Once the train was leaving we stood together side by side at the doorway. She was naturally shy as the young girl right at puberty and her flushed cheeks were showing it. I was originally thinking of teasing her by frightening her. But I couldn’t do it to her and ended up asking her about her family and income from selling vegetables at the markets.

She then pointed me to her little village. Not that far from the rail line the village was totally cloaked by green groves of Tamarind and Tamar trees. She said her house was just a small hut as her family was very poor.

“Ticket-inspector, visit our village. Don’t visit our house though. I am so ashamed of it,” Said her while pointing out with her little finger at the village.

Once I knew that she was looking after her parents and a kid brother I felt both sorrow and respect for her. While I was looking at her she re-wrapped the little shawl around her small frame as if she was cold and that made me feel pity for her.

“I’ll never arrest you again. I’m serious, okay, I mean it.”

She just stared at me again as if she still didn’t believe me.

“Is your name Nyo Nyo? I’ll also tell other clerks Htun Myint and Maung Shwe. Listen, you’re my sister from now on. They’ll believe me. You and me are quiet look alike. Every body will think we are brother and sister. If they ask for the ticket just tell them you are Ko Yin Maung’s sister. They won’t arrest you, okay.

Just one thing I have to warn you! Those men have bad names. And they think any woman is theirs. Even for your age they think you are a ripe woman. Don’t be shy, I’m really warning you. Just don’t get too close to them. You shouldn’t even be too close to me once you get older becoming a young woman, okay,” I was serious but she was just shy and her cheeks were totally flushed by then.

Train had arrived at Myo-thit and she bye-bye me as she was bringing her baskets down.

“I have to tell this to mother.

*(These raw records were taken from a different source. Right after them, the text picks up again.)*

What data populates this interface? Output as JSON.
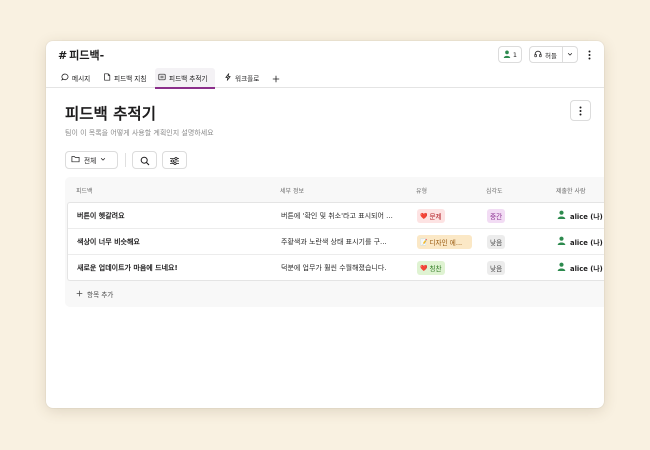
{
  "channel": {
    "hash": "#",
    "name": "피드백-"
  },
  "header": {
    "member_count": "1",
    "huddle_label": "허들"
  },
  "tabs": [
    {
      "label": "메시지",
      "icon": "message-bubble-icon"
    },
    {
      "label": "피드백 지침",
      "icon": "canvas-doc-icon"
    },
    {
      "label": "피드백 추적기",
      "icon": "list-icon",
      "active": true
    },
    {
      "label": "워크플로",
      "icon": "lightning-icon"
    }
  ],
  "page": {
    "title": "피드백 추적기",
    "description": "팀이 이 목록을 어떻게 사용할 계획인지 설명하세요"
  },
  "toolbar": {
    "view_label": "전체"
  },
  "table": {
    "columns": [
      "피드백",
      "세부 정보",
      "유형",
      "심각도",
      "제출한 사람"
    ],
    "rows": [
      {
        "title": "버튼이 헷갈려요",
        "detail": "버튼에 '확인 및 취소'라고 표시되어 ...",
        "type": {
          "label": "문제",
          "emoji": "❤️"
        },
        "severity": "중간",
        "submitter": "alice (나)"
      },
      {
        "title": "색상이 너무 비슷해요",
        "detail": "주황색과 노란색 상태 표시기를 구...",
        "type": {
          "label": "디자인 에...",
          "emoji": "📝"
        },
        "severity": "낮음",
        "submitter": "alice (나)"
      },
      {
        "title": "새로운 업데이트가 마음에 드네요!",
        "detail": "덕분에 업무가 훨씬 수월해졌습니다.",
        "type": {
          "label": "칭찬",
          "emoji": "❤️"
        },
        "severity": "낮음",
        "submitter": "alice (나)"
      }
    ],
    "add_label": "항목 추가"
  },
  "colors": {
    "background": "#f9f1e1",
    "active_tab_underline": "#8b2f8b",
    "tag_problem_bg": "#fde3e3",
    "tag_design_bg": "#fbe8c6",
    "tag_praise_bg": "#dff3d2",
    "severity_medium_bg": "#f2dcf4",
    "severity_low_bg": "#ececec",
    "user_icon": "#2d8a4e"
  }
}
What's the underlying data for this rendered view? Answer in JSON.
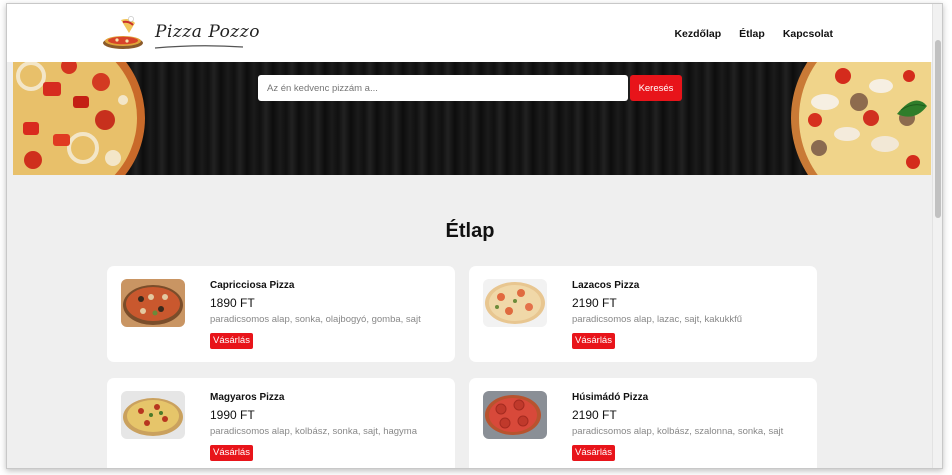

Mother will be really happy.”

I just affectionately touched her head as I was coming down from the train. I then walked up to the Guard Car. And she was gone carrying her vegetables laden baskets to the market.

********************************

(Prominent Burmese writer and poet Naing Win Swe (1940-1995) was killed in a jungle on Thai Border in 1995 by Burmese Army after he took to the jungle in the aftermath of failed 8-8-88 Uprising.

The legend is that, as he lay dead on the battleground his comrades picked wild flowers and covered his body with the flowers before they retreated as they didn’t have enough time to bury him.

This fictionalized semi-autobiographical novel vividly depicts the utter sufferings of a society under the brutal Socialist System as both the rulers and the ruled become the hapless victims of that evil ideology called Socialism where State Controls virtually everything and People Starve.)